I meant to say that the 'ra' and 'rb' bits (readra and readrb) are ignored.
Think of what happens during the 'Decode' pipeline phase:
- opcode bits 31-27 read register file (M9K) port 'a'.
- opcode bits 26-22 read register file port 'b' (dual ported reads)
- D phase stall is detected (write pending to either register [1]).
Now we have three 32bit values which are fed into all the ALU functions during the 'Execute' pipeline phase (including the combinatorial custom instructions), all will generate their result based on the 96 input bits.
The opcode bits 5-0 (opcode) and bits 13-6 (custom code) act as a big 'mux on the result of all the instruction logic and a 'write-back' flag (bit 14 for custom) these are latched for writing to the register file next clock [2].

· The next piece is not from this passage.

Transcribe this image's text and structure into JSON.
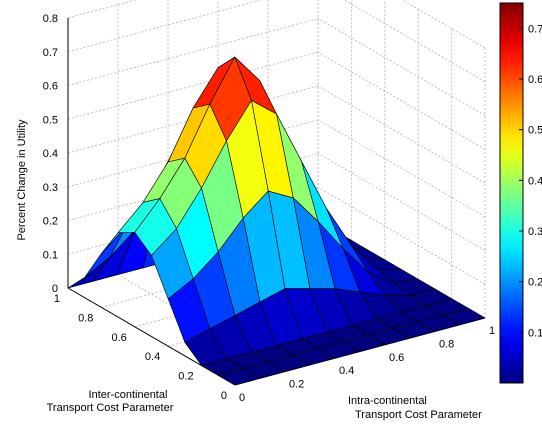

[1] Careful inspection of the opcode table shows that a stall on the A read is needed for everything except 'call' and 'jmpi' [3], and on the B read if the opcode bits 0 and 1 differ (bit 2 set would be less logic!). I really can't believe there is also check dependant on the custom opcode value.
[2] A write then would miss the next instructions, I suspect there is a two entry fifo with a fast-path into the decode phase of the next instructions.
(The write can be done in the same clock as two reads.)
[3] Quite a few instructions will actually read register 0 - hopefully there isn't a write pending! I've not tried writing to R0!